The detection of a gsp mutation in circulating cells from a patient with fibrous dysplasia or an isolated endocrinopathy (e.g. growth hormone-producing pituitary tumour, ovarian cysts) does not necessarily imply that the patient has MAS, however. Even with molecular demonstration of a gsp mutation, additional studies and clinical interpretation will be needed to distinguish between MAS and an isolated lesion.

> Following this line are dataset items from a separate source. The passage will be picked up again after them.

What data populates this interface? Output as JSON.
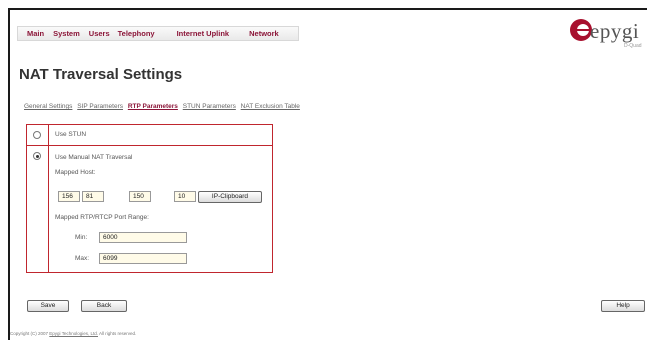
{
  "nav": {
    "items": [
      "Main",
      "System",
      "Users",
      "Telephony",
      "Internet Uplink",
      "Network"
    ]
  },
  "logo": {
    "brand": "epygi",
    "sub": "D-Quad"
  },
  "page": {
    "title": "NAT Traversal Settings"
  },
  "tabs": {
    "items": [
      "General Settings",
      "SIP Parameters",
      "RTP Parameters",
      "STUN Parameters",
      "NAT Exclusion Table"
    ],
    "active": "RTP Parameters"
  },
  "options": {
    "use_stun": {
      "label": "Use STUN",
      "selected": false
    },
    "manual_nat": {
      "label": "Use Manual NAT Traversal",
      "selected": true,
      "mapped_host_label": "Mapped Host:",
      "mapped_host": [
        "156",
        "81",
        "150",
        "10"
      ],
      "clipboard_button": "IP-Clipboard",
      "port_range_label": "Mapped RTP/RTCP Port Range:",
      "min_label": "Min:",
      "min_value": "6000",
      "max_label": "Max:",
      "max_value": "6099"
    }
  },
  "actions": {
    "save": "Save",
    "back": "Back",
    "help": "Help"
  },
  "footer": {
    "prefix": "Copyright (C) 2007",
    "company": "Epygi Technologies, Ltd.",
    "suffix": "All rights reserved."
  },
  "colors": {
    "accent": "#8b1538",
    "border": "#c0262e"
  }
}
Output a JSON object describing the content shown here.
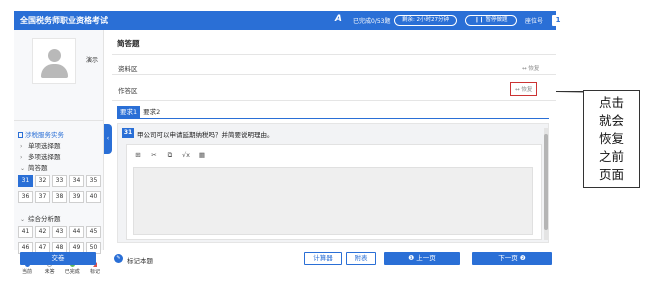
{
  "header": {
    "title": "全国税务师职业资格考试",
    "font_icon": "A",
    "answered": "已完成0/53题",
    "timer": "剩余: 2小时27分钟",
    "pause_label": "暂停做题",
    "seat_label": "座位号",
    "seat_number": "1"
  },
  "user": {
    "name": "演示"
  },
  "nav": {
    "section": "涉税服务实务",
    "groups": [
      {
        "label": "单项选择题",
        "arrow": "›"
      },
      {
        "label": "多项选择题",
        "arrow": "›"
      },
      {
        "label": "简答题",
        "arrow": "⌄"
      },
      {
        "label": "综合分析题",
        "arrow": "⌄"
      }
    ],
    "short_answer_numbers": [
      "31",
      "32",
      "33",
      "34",
      "35",
      "36",
      "37",
      "38",
      "39",
      "40"
    ],
    "analysis_numbers": [
      "41",
      "42",
      "43",
      "44",
      "45",
      "46",
      "47",
      "48",
      "49",
      "50"
    ],
    "current": "31"
  },
  "legend": [
    {
      "label": "当前",
      "color": "#2a6fd6"
    },
    {
      "label": "未答",
      "color": "#ffffff"
    },
    {
      "label": "已完成",
      "color": "#5cb85c"
    },
    {
      "label": "标记",
      "color": "#d9534f"
    }
  ],
  "main": {
    "question_type": "简答题",
    "material_label": "资料区",
    "restore_label": "↔ 恢复",
    "work_label": "作答区",
    "tabs": [
      "要求1",
      "要求2"
    ],
    "question_number": "31",
    "question_text": "甲公司可以申请延期纳税吗？并简要说明理由。",
    "toolbar": [
      "⊞",
      "✂",
      "⧉",
      "√x",
      "▦"
    ]
  },
  "footer": {
    "submit_label": "交卷",
    "flag_label": "标记本题",
    "calculator_label": "计算器",
    "appendix_label": "附表",
    "prev_label": "❶ 上一页",
    "next_label": "下一页 ❷"
  },
  "annotation": {
    "lines": [
      "点击",
      "就会",
      "恢复",
      "之前",
      "页面"
    ]
  },
  "colors": {
    "primary": "#2a6fd6",
    "annotation_border": "#cc3333"
  }
}
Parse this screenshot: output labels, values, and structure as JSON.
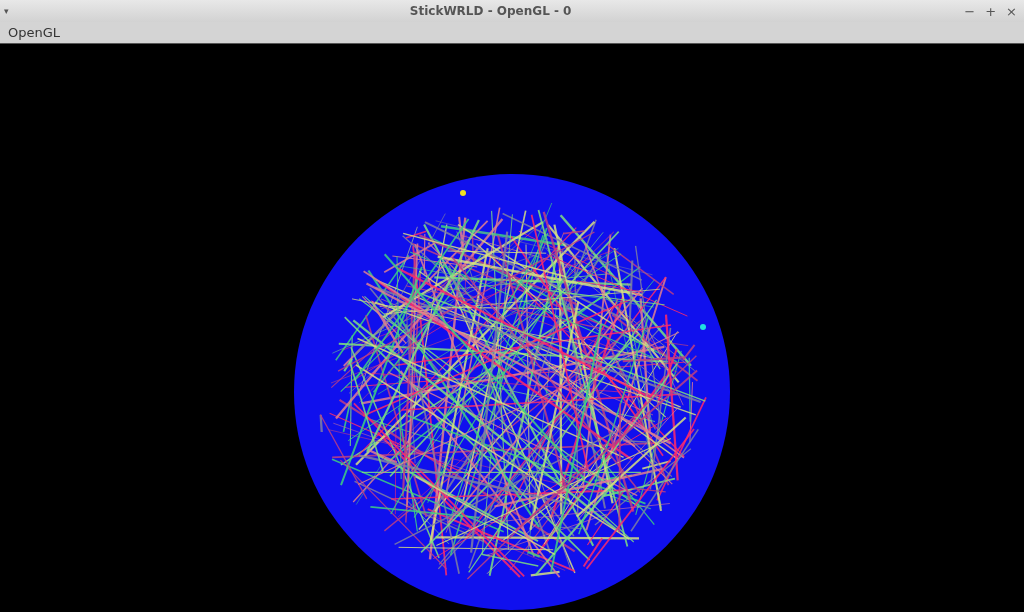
{
  "window": {
    "title": "StickWRLD - OpenGL - 0",
    "menu_glyph": "▾",
    "controls": [
      "−",
      "+",
      "×"
    ]
  },
  "menu_bar": {
    "items": [
      "OpenGL"
    ]
  }
}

On the other hand, identification of a gsp mutation can distinguish between fibrous dysplasia and similar lesion such as osteofibrous dysplasia (103), and may assist in distinguishing between atypical forms of MAS and Carney’s complex (OMIM 160980) (104–107) or Mazabraud’s syndrome (108, 109). These molecular techniques will require additional refinement and further development, however, before they can be considered as standard diagnostic tests, and at the present time no molecular technique is offered as a test for MAS in a commercial reference laboratory.

The diagnosis of MAS remains a clinical one, and requires a careful integration of physical findings, biochemical evaluation, and radiological examination. The disorder can present as a form fruste, and identification of a specific GNAS mutation in DNA from affected tissues and in many cases peripheral blood cells may one day confirm a clinical diagnosis of MAS. Finally, the genetic basis for MAS, mosaicism of a somatic gsp mutation, provides new insights into the role of imprinting as a modulator of human disease.

This work was supported in part by United States Public Health Service Grant R01 DK34281 from the NIDDK and grant RR00055 from NCRR to the Johns Hopkins General Clinical Research Center.